These messages are expected.


> I found it similar to ZOOKEEPER-832 if it is. There is one thread
> discussing on socket connection but it do not provide much help in my
> case.http://mail-archives.apache.org/mod_mbox/accumulo-user/201208.mbox/%3CCAM1_12YvaXoe+KQ9-qCqTpv1VEGpwQvTkhn3iCTiFw6VQ7Lm0w@mail.gmail.com%3E
>
> There are no exceptions in tserver logs and tablet servers simply lose
> there locks.
>

Ah, is it possible the JVM is killing itself because GC overhead is
climbing too high? You can check the .out (or .err) file for this error.

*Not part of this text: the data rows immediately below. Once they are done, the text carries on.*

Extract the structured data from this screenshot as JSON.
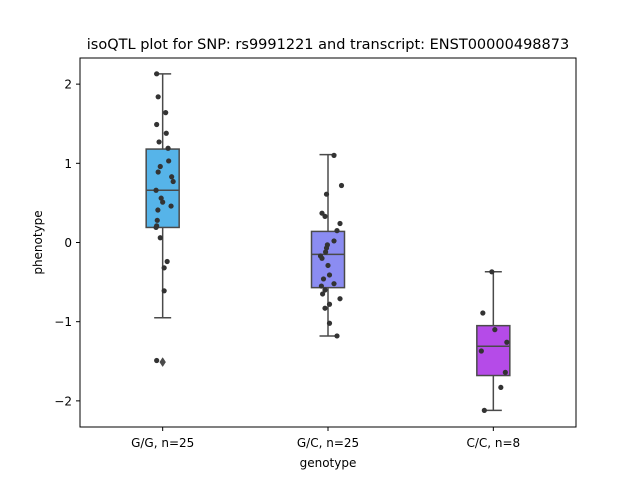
{
  "chart_data": {
    "type": "box",
    "title": "isoQTL plot for SNP: rs9991221 and transcript: ENST00000498873",
    "xlabel": "genotype",
    "ylabel": "phenotype",
    "ylim": [
      -2.33,
      2.33
    ],
    "yticks": [
      2,
      1,
      0,
      -1,
      -2
    ],
    "ytick_labels": [
      "2",
      "1",
      "0",
      "−1",
      "−2"
    ],
    "grid": false,
    "categories": [
      "G/G, n=25",
      "G/C, n=25",
      "C/C, n=8"
    ],
    "boxes": [
      {
        "category": "G/G, n=25",
        "color": "#56b4e9",
        "q1": 0.19,
        "median": 0.66,
        "q3": 1.18,
        "whisker_low": -0.95,
        "whisker_high": 2.13,
        "outliers": [
          -1.51
        ],
        "points": [
          {
            "x": -0.2,
            "y": 2.13
          },
          {
            "x": -0.15,
            "y": 1.84
          },
          {
            "x": 0.1,
            "y": 1.64
          },
          {
            "x": -0.2,
            "y": 1.49
          },
          {
            "x": 0.12,
            "y": 1.38
          },
          {
            "x": -0.12,
            "y": 1.27
          },
          {
            "x": 0.18,
            "y": 1.19
          },
          {
            "x": 0.2,
            "y": 1.03
          },
          {
            "x": -0.08,
            "y": 0.96
          },
          {
            "x": -0.15,
            "y": 0.89
          },
          {
            "x": 0.3,
            "y": 0.83
          },
          {
            "x": 0.35,
            "y": 0.77
          },
          {
            "x": -0.22,
            "y": 0.66
          },
          {
            "x": -0.05,
            "y": 0.56
          },
          {
            "x": 0.0,
            "y": 0.51
          },
          {
            "x": 0.28,
            "y": 0.46
          },
          {
            "x": -0.16,
            "y": 0.41
          },
          {
            "x": -0.18,
            "y": 0.28
          },
          {
            "x": -0.2,
            "y": 0.21
          },
          {
            "x": -0.22,
            "y": 0.19
          },
          {
            "x": -0.08,
            "y": 0.06
          },
          {
            "x": 0.15,
            "y": -0.24
          },
          {
            "x": 0.05,
            "y": -0.32
          },
          {
            "x": 0.05,
            "y": -0.61
          },
          {
            "x": -0.2,
            "y": -1.49
          }
        ]
      },
      {
        "category": "G/C, n=25",
        "color": "#8b8cf2",
        "q1": -0.57,
        "median": -0.15,
        "q3": 0.14,
        "whisker_low": -1.18,
        "whisker_high": 1.11,
        "outliers": [],
        "points": [
          {
            "x": 0.2,
            "y": 1.1
          },
          {
            "x": 0.45,
            "y": 0.72
          },
          {
            "x": -0.05,
            "y": 0.61
          },
          {
            "x": -0.2,
            "y": 0.37
          },
          {
            "x": -0.1,
            "y": 0.33
          },
          {
            "x": 0.4,
            "y": 0.24
          },
          {
            "x": 0.3,
            "y": 0.15
          },
          {
            "x": 0.2,
            "y": 0.02
          },
          {
            "x": -0.02,
            "y": -0.03
          },
          {
            "x": -0.05,
            "y": -0.07
          },
          {
            "x": -0.08,
            "y": -0.12
          },
          {
            "x": -0.25,
            "y": -0.17
          },
          {
            "x": -0.2,
            "y": -0.2
          },
          {
            "x": 0.0,
            "y": -0.29
          },
          {
            "x": 0.05,
            "y": -0.41
          },
          {
            "x": -0.15,
            "y": -0.46
          },
          {
            "x": 0.2,
            "y": -0.52
          },
          {
            "x": -0.22,
            "y": -0.55
          },
          {
            "x": -0.1,
            "y": -0.6
          },
          {
            "x": -0.18,
            "y": -0.65
          },
          {
            "x": 0.4,
            "y": -0.71
          },
          {
            "x": 0.05,
            "y": -0.78
          },
          {
            "x": -0.1,
            "y": -0.83
          },
          {
            "x": 0.05,
            "y": -1.02
          },
          {
            "x": 0.3,
            "y": -1.18
          }
        ]
      },
      {
        "category": "C/C, n=8",
        "color": "#b54be8",
        "q1": -1.68,
        "median": -1.31,
        "q3": -1.05,
        "whisker_low": -2.12,
        "whisker_high": -0.37,
        "outliers": [],
        "points": [
          {
            "x": -0.05,
            "y": -0.37
          },
          {
            "x": -0.35,
            "y": -0.89
          },
          {
            "x": 0.05,
            "y": -1.1
          },
          {
            "x": 0.45,
            "y": -1.26
          },
          {
            "x": -0.4,
            "y": -1.37
          },
          {
            "x": 0.4,
            "y": -1.64
          },
          {
            "x": 0.25,
            "y": -1.83
          },
          {
            "x": -0.3,
            "y": -2.12
          }
        ]
      }
    ]
  }
}
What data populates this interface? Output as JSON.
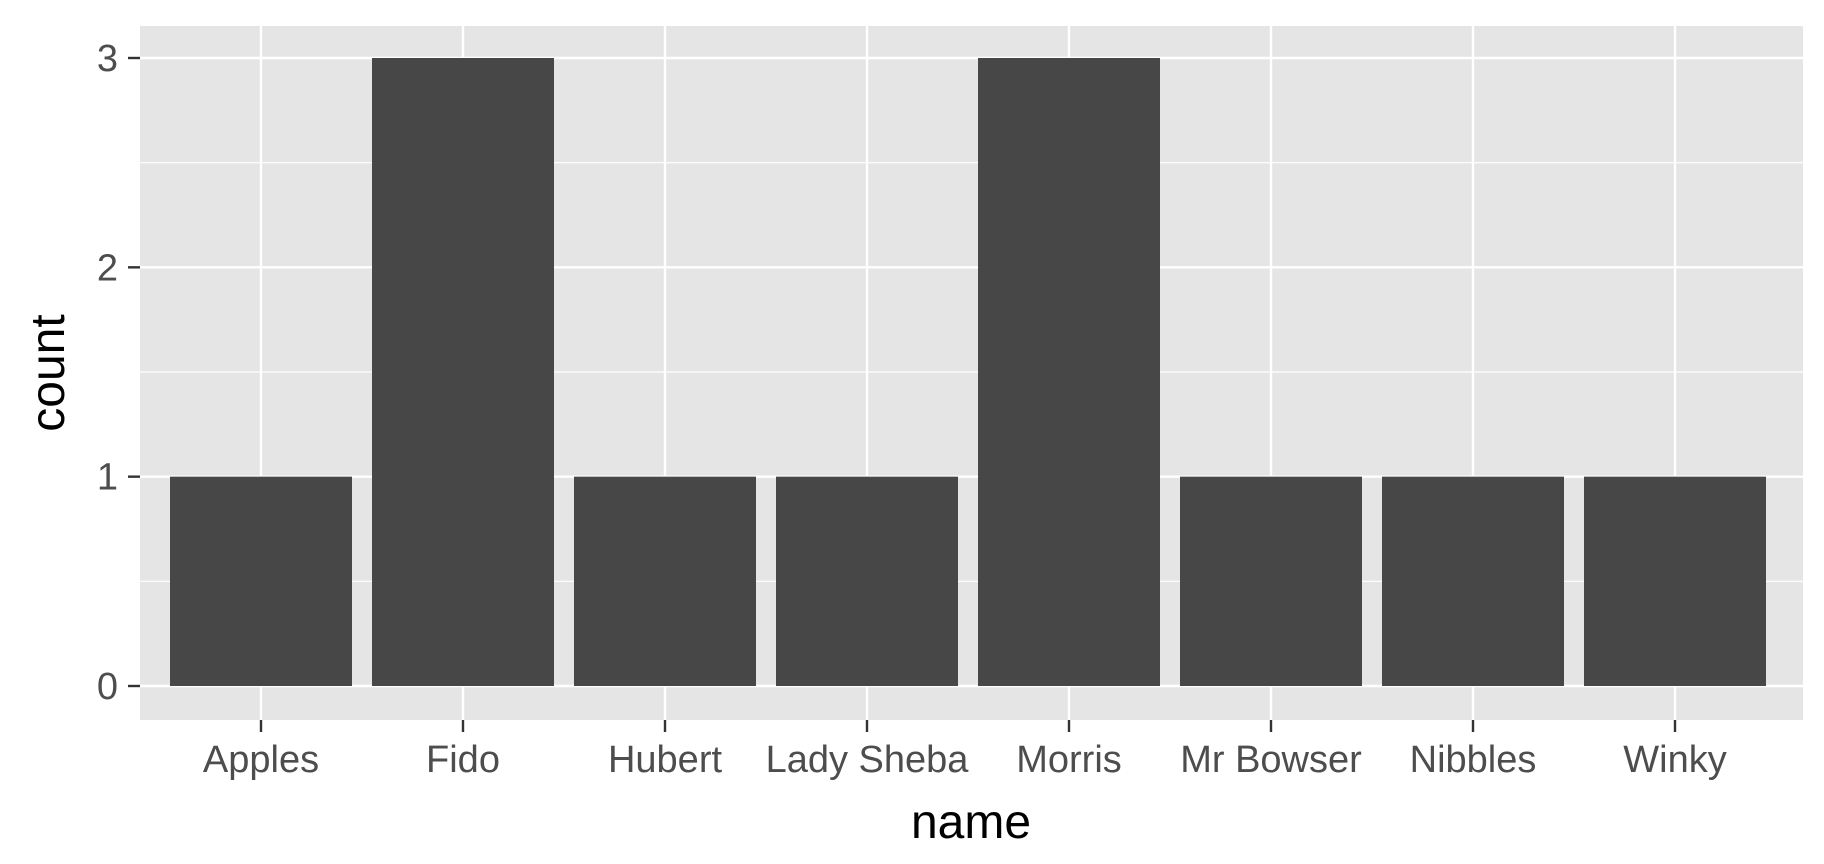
{
  "chart_data": {
    "type": "bar",
    "title": "",
    "xlabel": "name",
    "ylabel": "count",
    "categories": [
      "Apples",
      "Fido",
      "Hubert",
      "Lady Sheba",
      "Morris",
      "Mr Bowser",
      "Nibbles",
      "Winky"
    ],
    "values": [
      1,
      3,
      1,
      1,
      3,
      1,
      1,
      1
    ],
    "ylim": [
      0,
      3
    ],
    "yticks": [
      0,
      1,
      2,
      3
    ],
    "grid": true,
    "legend": "none"
  },
  "colors": {
    "panel_background": "#e5e5e5",
    "grid": "#ffffff",
    "bar_fill": "#474747",
    "tick_text": "#4d4d4d",
    "tick_mark": "#333333",
    "axis_title": "#000000"
  }
}
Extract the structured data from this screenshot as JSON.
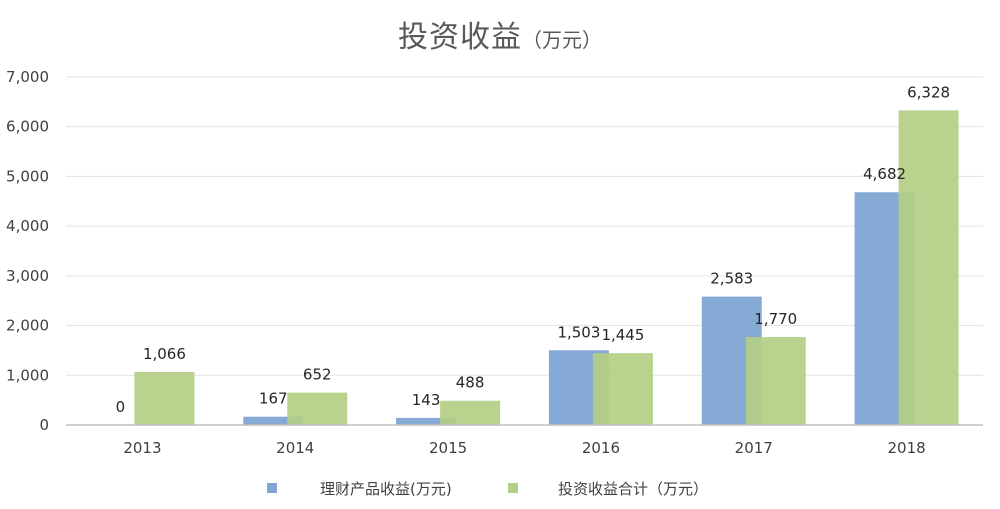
{
  "chart_data": {
    "type": "bar",
    "title": "投资收益",
    "subtitle": "（万元）",
    "xlabel": "",
    "ylabel": "",
    "categories": [
      "2013",
      "2014",
      "2015",
      "2016",
      "2017",
      "2018"
    ],
    "series": [
      {
        "name": "理财产品收益(万元)",
        "color": "#7fa5d4",
        "values": [
          0,
          167,
          143,
          1503,
          2583,
          4682
        ],
        "labels": [
          "0",
          "167",
          "143",
          "1,503",
          "2,583",
          "4,682"
        ]
      },
      {
        "name": "投资收益合计（万元）",
        "color": "#b3cf86",
        "values": [
          1066,
          652,
          488,
          1445,
          1770,
          6328
        ],
        "labels": [
          "1,066",
          "652",
          "488",
          "1,445",
          "1,770",
          "6,328"
        ]
      }
    ],
    "ylim": [
      0,
      7000
    ],
    "yticks": [
      0,
      1000,
      2000,
      3000,
      4000,
      5000,
      6000,
      7000
    ],
    "ytick_labels": [
      "0",
      "1,000",
      "2,000",
      "3,000",
      "4,000",
      "5,000",
      "6,000",
      "7,000"
    ],
    "grid": true,
    "legend_position": "bottom"
  }
}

>  I can scan data without any problem/exception. I need to know what is the
> cause of the problem and work around. Would upgrading resolve the issue or
> it needs some configuration changes.
>

Check all your system processes. I know old versions of the SNMP servers
would leak resources, putting memory pressure on the system after a few
months.  Check to see if your tserver is approximately the size you need.
If you aren't already doing it, you will want to monitor system memory/swap
usage, and see if it correlates to the lost servers.  Zookeeper itself is
also subject to gc pauses, so they can die from the same cause, although
it's a much smaller process.



> My current zoo.cfg is as follows.
>
> clientPort=2181
> syncLimit=5
> tickTime=2000
> initLimit=10
> maxClientCnxn=100
>

That's all fine, but you may want to turn on the zookeeper clean-up:

http://zookeeper.apache.org/doc/current/zookeeperAdmin.html#sc_advancedConfiguration


Search for "autopurge".


>
> I can upload full logs if anyone needs. Please do let me know if you need
> any other info.
>

How much memory is allocated to the various processes? Do you have swap
turned on? Do you see the delay in the debug GC messages?

You could try turning off swap, so the OS will kill your process instead of
killing itself. :-)

-Eric